Scuola e formazione professionale tra gli emigrati italiani in Svizzera: percorsi di integrazione sociale

Il progetto di ricerca “Scuola e formazione professionale tra gli emigrati italiani in Svizzera: percorsi di integrazione sociale”, sviluppato da Paolo Barcella (dottore in storia e collaboratore scientifico della nostra Fondazione) grazie agli assegni triennali dell’Università di Bergamo, si è concluso con la pubblicazione del volume Migranti in classe. Gli italiani in Svizzera tra scuola e formazione professionale, Ombre Corte, Verona, 2014. Nel corso della ricerca sono stati consultati alcuni archivi della Fondazione Pellegrini Canevascini e adoperati diversi documenti lì conservati. Qui di seguito una breve sintesi del volume:

La crescente presenza dei figli dei migranti nelle scuole italiane ha aperto in anni recenti un dibattito sulle opportunità e i modi della loro
integrazione nel nostro sistema scolastico, talvolta alimentando nella popolazione i conflitti, le reazioni e i sentimenti xenofobi, presto strumentalizzati da varie forze politiche. Molti analisti e polemisti hanno sviluppato le proprie teorie e proposto soluzioni senza tenere in considerazione i precedenti storici che avrebbero aiutato a far luce sulla questione. In particolare, tra gli anni Cinquanta e gli anni Settanta, centinaia di migliaia di figli di emigranti dai paesi dell’Europa meridionale posero per la prima volta il problema dell’inserimento di massa di bambini stranieri nelle scuole pubbliche francesi, britanniche, svizzere e tedesche. Questi paesi reagirono in modi diversi, andando alla ricerca di politiche scolastiche rivolte ai migranti che fossero coerenti con le loro politiche migratorie.
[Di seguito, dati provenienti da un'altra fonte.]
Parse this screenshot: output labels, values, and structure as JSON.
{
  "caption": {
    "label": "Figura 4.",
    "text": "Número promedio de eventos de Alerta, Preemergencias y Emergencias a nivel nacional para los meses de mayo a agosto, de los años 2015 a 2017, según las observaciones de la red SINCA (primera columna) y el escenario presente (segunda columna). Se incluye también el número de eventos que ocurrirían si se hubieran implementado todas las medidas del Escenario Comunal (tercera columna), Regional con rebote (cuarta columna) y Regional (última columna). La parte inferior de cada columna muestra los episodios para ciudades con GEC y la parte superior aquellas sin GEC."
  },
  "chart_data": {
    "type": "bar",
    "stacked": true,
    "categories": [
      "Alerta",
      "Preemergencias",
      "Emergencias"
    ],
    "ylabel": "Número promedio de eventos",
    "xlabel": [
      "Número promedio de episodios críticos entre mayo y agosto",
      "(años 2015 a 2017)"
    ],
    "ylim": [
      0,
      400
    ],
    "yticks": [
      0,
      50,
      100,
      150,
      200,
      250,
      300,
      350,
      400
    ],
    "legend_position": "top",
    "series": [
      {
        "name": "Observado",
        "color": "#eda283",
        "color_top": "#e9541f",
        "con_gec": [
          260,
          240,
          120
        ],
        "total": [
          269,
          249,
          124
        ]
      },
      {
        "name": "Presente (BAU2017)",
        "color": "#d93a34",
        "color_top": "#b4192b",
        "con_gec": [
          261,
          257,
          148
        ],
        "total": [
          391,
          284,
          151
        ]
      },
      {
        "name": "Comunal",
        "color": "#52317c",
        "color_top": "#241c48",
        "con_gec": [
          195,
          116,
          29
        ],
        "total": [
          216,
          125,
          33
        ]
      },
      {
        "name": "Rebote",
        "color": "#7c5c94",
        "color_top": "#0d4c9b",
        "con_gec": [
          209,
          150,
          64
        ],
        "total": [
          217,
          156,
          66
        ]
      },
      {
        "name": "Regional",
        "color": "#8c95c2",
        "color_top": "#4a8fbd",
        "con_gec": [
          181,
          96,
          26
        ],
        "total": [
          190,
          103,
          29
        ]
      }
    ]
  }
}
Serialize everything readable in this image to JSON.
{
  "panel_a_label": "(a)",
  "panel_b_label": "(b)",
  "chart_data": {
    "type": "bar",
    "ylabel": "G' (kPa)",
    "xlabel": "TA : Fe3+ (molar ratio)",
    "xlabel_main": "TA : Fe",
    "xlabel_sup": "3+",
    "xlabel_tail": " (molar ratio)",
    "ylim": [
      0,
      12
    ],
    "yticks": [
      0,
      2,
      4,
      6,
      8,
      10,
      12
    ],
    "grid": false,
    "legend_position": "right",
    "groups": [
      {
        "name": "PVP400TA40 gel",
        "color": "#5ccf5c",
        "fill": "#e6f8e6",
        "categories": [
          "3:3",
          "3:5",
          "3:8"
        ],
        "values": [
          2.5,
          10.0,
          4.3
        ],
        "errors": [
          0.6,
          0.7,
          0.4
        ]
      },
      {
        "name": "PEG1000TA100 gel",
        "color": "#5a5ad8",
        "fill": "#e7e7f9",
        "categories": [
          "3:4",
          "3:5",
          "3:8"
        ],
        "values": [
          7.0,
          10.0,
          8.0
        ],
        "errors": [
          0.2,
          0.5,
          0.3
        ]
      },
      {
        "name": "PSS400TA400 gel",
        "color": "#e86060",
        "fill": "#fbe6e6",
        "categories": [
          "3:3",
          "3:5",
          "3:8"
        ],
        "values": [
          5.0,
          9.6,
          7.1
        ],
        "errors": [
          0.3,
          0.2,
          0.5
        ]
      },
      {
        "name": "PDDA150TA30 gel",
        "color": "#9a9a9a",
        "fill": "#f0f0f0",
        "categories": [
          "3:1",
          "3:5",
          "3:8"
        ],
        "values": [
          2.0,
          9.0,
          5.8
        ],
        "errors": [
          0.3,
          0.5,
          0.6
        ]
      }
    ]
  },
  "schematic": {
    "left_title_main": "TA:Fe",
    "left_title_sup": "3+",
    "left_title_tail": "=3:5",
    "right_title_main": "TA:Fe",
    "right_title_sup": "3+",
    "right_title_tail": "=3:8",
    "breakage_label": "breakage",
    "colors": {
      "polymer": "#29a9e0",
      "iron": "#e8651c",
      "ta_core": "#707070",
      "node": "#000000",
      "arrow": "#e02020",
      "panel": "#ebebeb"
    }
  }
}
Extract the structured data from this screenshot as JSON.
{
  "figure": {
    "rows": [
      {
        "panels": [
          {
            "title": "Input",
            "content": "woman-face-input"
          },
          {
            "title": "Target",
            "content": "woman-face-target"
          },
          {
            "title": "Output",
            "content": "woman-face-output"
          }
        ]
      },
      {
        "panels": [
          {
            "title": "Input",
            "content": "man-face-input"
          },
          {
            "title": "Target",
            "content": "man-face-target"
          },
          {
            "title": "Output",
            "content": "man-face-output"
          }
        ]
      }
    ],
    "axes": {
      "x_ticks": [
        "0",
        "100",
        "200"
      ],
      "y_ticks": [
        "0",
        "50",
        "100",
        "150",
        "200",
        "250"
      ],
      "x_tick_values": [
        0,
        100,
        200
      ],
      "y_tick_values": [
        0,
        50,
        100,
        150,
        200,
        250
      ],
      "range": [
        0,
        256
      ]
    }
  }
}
Lo studio di Paolo Barcella ricostruisce i termini del dibattito, concentrando l’attenzione sul caso svizzero e sui migranti italiani e mostrando come la questione del loro inserimento nelle scuole e nei corsi di formazione professionale dipendesse da diversi fattori: innanzitutto, dal modo in cui gli stati intervenivano con le loro politiche; in secondo luogo, dalla posizione nel mercato del lavoro che i migranti avevano e a cui i loro figli potevano ambire; infine, dal ruolo svolto dalle associazioni sindacali, di tutela e di autotutela dei migranti.